Self-care isn’t enough, sometimes.
I hate that I need to tell you this. But sometimes, it just hurts. Sometimes there is no self-care for the grief of what is happening to our planet and to fellow human beings. As a result of oppression in the world, we can be left with compassion fatigue.
This is the experience of being truly exhausted by caring deeply – to the point of burnout or apathy. Almost always this is a sign that you care deeply – not that you are ineffective or unworthy. Some days, the world just gets to us.
The key is: can we witness ourselves there, in that space? Can we summon some compassion or even just recognition there? Sometimes, there is no self-care practice that magically gets us back on our feet and into healer mode. Yet, this doesn’t have to mean giving up.

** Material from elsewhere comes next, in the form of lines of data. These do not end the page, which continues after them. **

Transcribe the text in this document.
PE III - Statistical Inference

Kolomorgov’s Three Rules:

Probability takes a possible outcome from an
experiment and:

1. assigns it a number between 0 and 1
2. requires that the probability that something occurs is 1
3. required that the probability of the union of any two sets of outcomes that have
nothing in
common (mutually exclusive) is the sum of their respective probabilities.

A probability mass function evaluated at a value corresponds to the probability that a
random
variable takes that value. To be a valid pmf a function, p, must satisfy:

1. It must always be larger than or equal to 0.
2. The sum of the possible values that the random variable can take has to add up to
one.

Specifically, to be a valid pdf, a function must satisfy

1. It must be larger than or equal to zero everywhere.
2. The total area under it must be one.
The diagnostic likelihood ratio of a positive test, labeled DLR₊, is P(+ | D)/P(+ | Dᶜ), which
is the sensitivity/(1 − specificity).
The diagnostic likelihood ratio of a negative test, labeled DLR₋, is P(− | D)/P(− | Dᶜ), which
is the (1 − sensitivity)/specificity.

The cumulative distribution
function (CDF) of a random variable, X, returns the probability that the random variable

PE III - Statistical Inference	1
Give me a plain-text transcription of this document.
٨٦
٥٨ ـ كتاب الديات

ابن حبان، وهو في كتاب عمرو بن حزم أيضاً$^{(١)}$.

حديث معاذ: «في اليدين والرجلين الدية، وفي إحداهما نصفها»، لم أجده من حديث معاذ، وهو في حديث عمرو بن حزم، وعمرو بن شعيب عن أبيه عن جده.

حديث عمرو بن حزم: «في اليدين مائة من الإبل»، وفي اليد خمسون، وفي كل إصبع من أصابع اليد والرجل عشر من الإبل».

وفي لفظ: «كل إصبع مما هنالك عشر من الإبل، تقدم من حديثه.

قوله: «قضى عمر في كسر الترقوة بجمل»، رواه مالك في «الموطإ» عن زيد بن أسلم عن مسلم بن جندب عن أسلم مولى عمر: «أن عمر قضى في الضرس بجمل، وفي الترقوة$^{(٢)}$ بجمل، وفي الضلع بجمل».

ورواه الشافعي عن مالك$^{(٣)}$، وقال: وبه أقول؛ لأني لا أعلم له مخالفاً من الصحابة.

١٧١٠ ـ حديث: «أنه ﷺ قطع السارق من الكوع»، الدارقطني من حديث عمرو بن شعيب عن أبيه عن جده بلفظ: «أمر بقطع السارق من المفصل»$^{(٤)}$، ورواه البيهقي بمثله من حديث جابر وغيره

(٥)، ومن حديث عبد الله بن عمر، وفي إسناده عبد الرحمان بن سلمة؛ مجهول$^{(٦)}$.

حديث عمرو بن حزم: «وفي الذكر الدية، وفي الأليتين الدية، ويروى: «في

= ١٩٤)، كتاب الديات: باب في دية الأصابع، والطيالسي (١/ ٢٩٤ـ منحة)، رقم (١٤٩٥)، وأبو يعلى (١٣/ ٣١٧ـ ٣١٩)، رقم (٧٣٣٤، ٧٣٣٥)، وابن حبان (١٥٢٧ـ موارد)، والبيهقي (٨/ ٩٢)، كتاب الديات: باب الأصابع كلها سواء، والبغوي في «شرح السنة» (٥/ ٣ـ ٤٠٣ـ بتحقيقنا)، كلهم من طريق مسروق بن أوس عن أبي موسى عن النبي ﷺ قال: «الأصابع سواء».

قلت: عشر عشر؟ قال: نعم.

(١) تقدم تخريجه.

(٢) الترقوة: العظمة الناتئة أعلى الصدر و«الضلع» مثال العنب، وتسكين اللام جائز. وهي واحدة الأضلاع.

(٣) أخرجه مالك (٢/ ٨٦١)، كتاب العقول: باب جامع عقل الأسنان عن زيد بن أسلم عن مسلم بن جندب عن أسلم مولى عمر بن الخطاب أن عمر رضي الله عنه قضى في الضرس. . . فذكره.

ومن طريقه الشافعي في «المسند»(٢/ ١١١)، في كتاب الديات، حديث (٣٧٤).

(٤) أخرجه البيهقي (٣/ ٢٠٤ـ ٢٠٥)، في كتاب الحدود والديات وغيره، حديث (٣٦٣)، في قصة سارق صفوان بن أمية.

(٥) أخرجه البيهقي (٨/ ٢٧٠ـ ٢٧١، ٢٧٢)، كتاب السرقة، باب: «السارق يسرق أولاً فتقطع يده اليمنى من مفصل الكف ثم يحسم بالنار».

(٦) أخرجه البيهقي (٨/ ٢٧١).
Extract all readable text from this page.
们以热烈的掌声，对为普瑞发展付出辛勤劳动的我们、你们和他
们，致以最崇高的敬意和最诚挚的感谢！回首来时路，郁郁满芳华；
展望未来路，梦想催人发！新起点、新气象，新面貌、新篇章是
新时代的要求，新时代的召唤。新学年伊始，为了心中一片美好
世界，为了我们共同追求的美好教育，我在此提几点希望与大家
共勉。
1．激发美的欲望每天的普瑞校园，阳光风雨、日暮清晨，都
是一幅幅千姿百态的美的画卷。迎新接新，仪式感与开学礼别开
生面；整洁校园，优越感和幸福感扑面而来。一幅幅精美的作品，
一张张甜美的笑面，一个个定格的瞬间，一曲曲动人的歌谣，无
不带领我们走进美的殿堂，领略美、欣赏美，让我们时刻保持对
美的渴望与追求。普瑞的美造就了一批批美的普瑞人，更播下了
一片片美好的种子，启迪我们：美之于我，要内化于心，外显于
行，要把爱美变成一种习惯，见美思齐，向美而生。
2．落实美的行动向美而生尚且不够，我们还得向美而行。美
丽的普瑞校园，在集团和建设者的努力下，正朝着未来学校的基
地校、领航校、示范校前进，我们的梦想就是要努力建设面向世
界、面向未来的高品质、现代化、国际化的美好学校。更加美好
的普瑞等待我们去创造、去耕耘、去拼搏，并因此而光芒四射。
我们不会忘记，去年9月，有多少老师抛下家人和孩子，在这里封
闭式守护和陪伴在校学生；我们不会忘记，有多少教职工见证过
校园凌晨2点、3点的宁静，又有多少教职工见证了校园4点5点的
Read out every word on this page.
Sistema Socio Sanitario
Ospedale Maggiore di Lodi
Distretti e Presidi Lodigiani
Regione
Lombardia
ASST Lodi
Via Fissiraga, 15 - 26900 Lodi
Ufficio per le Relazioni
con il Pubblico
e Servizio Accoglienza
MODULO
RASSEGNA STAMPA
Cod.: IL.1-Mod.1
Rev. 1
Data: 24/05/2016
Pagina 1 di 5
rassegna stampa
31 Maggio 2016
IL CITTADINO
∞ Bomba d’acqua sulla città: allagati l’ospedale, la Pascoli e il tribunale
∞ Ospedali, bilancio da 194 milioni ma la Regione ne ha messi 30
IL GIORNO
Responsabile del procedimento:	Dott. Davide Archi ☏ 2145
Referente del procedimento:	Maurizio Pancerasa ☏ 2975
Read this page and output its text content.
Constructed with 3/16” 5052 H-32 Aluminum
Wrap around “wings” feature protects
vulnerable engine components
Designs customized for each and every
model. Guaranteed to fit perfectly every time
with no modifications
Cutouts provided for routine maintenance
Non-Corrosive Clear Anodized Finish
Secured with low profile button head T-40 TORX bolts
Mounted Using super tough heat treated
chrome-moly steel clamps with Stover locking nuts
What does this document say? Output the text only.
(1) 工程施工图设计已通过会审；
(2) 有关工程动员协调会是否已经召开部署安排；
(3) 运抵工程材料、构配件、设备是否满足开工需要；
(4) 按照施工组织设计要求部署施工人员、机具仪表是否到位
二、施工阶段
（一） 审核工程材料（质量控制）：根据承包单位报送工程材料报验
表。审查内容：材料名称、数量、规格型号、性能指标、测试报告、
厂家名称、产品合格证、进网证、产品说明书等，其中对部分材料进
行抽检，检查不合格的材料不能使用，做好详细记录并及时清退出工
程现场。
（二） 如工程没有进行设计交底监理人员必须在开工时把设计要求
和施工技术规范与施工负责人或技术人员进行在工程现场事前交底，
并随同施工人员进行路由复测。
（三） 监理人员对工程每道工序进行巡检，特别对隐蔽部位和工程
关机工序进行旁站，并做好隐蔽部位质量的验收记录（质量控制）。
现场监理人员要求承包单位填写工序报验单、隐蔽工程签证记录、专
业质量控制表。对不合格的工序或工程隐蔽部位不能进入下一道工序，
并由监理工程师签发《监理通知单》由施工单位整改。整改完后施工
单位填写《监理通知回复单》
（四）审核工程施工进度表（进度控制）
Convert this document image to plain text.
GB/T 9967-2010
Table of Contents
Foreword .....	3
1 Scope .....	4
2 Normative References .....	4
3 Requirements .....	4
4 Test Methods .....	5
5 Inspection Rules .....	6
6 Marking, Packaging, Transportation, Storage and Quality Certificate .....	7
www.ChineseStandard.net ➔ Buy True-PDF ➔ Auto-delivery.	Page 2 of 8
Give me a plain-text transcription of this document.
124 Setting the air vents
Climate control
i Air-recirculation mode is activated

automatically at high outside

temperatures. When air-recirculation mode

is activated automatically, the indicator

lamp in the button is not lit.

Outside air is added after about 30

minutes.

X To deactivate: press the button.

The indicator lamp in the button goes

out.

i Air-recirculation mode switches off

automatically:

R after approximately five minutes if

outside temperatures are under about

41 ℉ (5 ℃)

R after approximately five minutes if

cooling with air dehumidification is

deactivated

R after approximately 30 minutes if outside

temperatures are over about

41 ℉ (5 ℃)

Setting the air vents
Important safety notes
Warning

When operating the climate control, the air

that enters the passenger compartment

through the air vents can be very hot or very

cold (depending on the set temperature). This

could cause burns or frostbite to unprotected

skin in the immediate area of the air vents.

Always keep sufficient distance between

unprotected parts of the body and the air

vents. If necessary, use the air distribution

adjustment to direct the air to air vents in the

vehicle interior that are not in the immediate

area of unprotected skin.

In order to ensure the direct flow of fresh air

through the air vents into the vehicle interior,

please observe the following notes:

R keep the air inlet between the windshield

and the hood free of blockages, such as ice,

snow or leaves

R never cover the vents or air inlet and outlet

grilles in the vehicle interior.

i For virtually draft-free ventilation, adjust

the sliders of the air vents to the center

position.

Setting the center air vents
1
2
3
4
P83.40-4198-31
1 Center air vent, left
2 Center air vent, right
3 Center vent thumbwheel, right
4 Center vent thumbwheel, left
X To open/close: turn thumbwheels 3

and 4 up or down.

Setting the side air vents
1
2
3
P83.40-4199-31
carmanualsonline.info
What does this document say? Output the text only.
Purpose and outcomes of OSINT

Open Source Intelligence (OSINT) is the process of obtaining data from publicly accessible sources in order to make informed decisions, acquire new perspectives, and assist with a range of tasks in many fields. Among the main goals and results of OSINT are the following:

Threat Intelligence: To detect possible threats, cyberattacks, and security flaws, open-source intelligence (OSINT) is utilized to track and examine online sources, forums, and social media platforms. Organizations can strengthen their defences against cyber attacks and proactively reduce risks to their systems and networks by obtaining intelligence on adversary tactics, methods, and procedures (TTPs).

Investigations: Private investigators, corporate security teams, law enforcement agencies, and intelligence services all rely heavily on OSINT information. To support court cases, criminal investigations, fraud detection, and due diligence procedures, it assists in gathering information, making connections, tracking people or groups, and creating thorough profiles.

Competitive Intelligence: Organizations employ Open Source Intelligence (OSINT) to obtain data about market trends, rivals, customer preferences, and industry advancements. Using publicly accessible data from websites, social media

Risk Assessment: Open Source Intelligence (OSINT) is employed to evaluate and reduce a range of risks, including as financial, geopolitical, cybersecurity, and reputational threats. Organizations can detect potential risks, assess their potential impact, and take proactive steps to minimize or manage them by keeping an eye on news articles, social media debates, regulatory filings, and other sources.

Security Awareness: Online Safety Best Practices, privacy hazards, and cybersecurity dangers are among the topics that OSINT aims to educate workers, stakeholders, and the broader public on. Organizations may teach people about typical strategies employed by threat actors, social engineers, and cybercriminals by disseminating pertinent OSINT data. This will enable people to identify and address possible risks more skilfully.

Self-care can be an act of resistance.
I’ve come to recognize self-care as an act of resistance. Not just in metaphorical sense, either. I see that self-care, in a true, literal sense, we are keeping ourselves alive and well – and engaged in compassionate action.
In addition, self-care is also an ally in combating the narratives of oppression that keep us separate. In the face of racism, sexism, homophobia, capitalism, et. al., we have internalized the notion that we are not enough. Furthermore, we have internalized the narrative that we are different and separate from one another.
As a result of embracing self-care, and by allowing ourselves to step into our power as self-healers, we destroy this narrative. We declare ourselves to be enough, to be worthy, to be whole, as we are. Without permission from those who seek to have power over us. Consequently, we take the juice out of any narrative that claims otherwise.
We can only truly be free together.
My freedom is bound up in yours (and vice versa). So I have a vested interest in all of us getting free together. We must take care with one another, and lift one another up. Encourage the people in your life to care for themselves well. Nurture and nourish your relationships and connections. And know that when you pause to tend to your own heart, you are offering that care to all of us.